Multiple trials are being conducted at one of the grocer’s Oxford branches under the scheme, named Waitrose Unpacked.
More than two dozen store-cupboard ingredients, including rice, pasta, lentils and couscous will be sold loose in dispensers for customers to transfer into reusable containers available in-store or brought from home, alongside 160 varieties of loose fruit and vegetables, a bigger offering than at any other national supermarket.
Plastic wrap has been removed from all flowers and indoor plants and replaced with recyclable craft paper, and several wines and beers are available on tap to decant into reusable bottles.

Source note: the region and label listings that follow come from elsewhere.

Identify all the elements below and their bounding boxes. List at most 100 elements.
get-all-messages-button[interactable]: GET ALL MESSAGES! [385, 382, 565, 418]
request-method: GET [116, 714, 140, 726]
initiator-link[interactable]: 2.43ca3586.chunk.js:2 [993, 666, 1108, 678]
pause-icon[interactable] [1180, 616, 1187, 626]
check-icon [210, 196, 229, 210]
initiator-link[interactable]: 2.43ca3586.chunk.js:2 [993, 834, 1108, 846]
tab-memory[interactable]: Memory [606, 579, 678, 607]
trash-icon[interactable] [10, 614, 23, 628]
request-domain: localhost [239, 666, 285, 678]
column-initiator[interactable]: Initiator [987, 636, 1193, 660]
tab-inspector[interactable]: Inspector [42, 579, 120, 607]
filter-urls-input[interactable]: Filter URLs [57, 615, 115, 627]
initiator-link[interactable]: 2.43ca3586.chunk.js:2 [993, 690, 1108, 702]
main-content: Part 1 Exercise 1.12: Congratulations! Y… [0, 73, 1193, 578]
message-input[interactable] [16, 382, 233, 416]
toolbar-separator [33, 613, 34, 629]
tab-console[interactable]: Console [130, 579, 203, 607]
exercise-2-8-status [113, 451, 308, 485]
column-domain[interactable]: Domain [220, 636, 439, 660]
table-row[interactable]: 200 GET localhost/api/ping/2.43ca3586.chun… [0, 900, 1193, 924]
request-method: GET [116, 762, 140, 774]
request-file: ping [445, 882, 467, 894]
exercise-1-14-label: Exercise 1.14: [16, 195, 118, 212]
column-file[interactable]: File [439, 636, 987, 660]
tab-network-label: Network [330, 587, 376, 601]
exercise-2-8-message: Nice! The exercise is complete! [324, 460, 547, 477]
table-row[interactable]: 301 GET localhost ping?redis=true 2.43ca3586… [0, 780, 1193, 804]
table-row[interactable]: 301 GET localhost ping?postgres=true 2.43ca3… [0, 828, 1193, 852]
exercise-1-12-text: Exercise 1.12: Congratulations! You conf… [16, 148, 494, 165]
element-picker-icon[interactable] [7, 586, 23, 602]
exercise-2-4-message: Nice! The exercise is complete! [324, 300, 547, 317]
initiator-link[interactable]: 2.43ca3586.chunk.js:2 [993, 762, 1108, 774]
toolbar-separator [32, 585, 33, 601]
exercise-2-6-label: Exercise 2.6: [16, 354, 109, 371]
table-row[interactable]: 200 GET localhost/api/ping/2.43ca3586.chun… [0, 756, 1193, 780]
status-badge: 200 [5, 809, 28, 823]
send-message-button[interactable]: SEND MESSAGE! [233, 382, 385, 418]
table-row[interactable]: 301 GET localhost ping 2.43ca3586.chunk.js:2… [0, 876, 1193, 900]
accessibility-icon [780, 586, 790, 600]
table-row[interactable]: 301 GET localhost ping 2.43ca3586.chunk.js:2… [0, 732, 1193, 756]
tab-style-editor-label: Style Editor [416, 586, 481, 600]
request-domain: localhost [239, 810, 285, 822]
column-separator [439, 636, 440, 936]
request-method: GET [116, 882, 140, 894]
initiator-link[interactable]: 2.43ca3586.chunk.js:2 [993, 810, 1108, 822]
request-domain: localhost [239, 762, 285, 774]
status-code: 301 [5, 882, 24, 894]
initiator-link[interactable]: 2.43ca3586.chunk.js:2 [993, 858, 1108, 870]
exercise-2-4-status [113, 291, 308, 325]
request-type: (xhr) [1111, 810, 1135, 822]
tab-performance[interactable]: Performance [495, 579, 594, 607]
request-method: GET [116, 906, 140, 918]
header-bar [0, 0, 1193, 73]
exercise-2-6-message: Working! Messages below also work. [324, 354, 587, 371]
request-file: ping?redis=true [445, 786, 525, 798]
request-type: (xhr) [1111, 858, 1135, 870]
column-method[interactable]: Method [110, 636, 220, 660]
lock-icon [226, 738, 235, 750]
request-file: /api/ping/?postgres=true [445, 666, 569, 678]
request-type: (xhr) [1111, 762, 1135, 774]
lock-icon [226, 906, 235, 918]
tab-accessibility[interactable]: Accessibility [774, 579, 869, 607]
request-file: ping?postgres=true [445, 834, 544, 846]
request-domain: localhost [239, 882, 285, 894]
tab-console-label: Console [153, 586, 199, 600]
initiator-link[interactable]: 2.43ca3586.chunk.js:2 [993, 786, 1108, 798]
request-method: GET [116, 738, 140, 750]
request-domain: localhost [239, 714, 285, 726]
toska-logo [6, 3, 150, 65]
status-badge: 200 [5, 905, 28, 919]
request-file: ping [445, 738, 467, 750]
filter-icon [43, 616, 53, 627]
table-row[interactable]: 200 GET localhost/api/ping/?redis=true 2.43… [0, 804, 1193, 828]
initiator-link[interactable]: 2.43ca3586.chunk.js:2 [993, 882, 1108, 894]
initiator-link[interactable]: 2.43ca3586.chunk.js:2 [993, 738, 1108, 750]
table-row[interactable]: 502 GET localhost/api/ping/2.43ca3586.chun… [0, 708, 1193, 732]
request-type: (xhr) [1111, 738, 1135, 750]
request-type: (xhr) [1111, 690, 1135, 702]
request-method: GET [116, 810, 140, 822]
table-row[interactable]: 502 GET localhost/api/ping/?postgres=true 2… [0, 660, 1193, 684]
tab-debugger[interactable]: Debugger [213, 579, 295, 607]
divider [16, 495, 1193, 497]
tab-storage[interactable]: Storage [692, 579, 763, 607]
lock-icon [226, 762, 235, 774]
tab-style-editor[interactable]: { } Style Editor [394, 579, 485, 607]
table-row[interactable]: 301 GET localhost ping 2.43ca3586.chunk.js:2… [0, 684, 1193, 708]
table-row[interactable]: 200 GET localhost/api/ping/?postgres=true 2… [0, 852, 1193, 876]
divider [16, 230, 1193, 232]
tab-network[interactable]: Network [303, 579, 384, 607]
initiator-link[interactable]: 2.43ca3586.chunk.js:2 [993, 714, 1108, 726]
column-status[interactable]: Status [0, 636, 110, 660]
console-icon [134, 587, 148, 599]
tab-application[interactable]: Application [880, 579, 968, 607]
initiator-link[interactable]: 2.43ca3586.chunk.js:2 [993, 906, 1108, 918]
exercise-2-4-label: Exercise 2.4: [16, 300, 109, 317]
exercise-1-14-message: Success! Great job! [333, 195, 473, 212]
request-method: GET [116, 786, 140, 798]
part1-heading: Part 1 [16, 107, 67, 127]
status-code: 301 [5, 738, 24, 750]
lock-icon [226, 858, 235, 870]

Customers can even grind their own coffee in store to take home in their own jar or bag, eliminating the need to bring more glassware and plastic into their households.
And Waitrose has also partnered with the eco brand Ecover, which has set up an automatic detergent and washing-up liquid dispenser where customers can refill their reusable containers.
The scheme has the potential to save thousands of tonnes of unnecessary plastic and packaging, Waitrose said.
If the trials prove successful the concepts could be introduced to stores nationwide, with other supermarkets likely to replicate the programme, transforming the way British people shop for food.
The announcement comes hot on the heels of Morrisons rolling out its “buy bagless” drive to many of its stores, whereby more than 100 varieties of fruit and veg are available to purchase loose.
Environmentalists have praised Waitrose for taking this greengrocer-type approach a step further and believe it could mark a pivotal moment in UK consumer habits.
“This is a genuinely bold step from Waitrose,” said Ariana Densham, ocean plastics campaigner for Greenpeace UK.
“Lots of supermarkets are starting to sell loose fruit and vegetables, which is good, but…this kind of innovation could spark a refill culture that’s so desperately needed to cut plastics in mainstream shops.
“The top 10 UK supermarkets produce 810,000 tonnes of throwaway packaging each year, so we need to see other major retailers taking plastic reduction seriously and following Waitrose’s lead.”
Sian Sutherland, co-founder of the campaigning group A Plastic Planet, praised Waitrose for “not just reducing plastic but reducing packaging itself”.
Ms Sutherland said: “The bonus of this is that we shoppers can buy exactly what we need, no more, no less. This should result in less food waste at home too – a double whammy win for the purse and the planet.”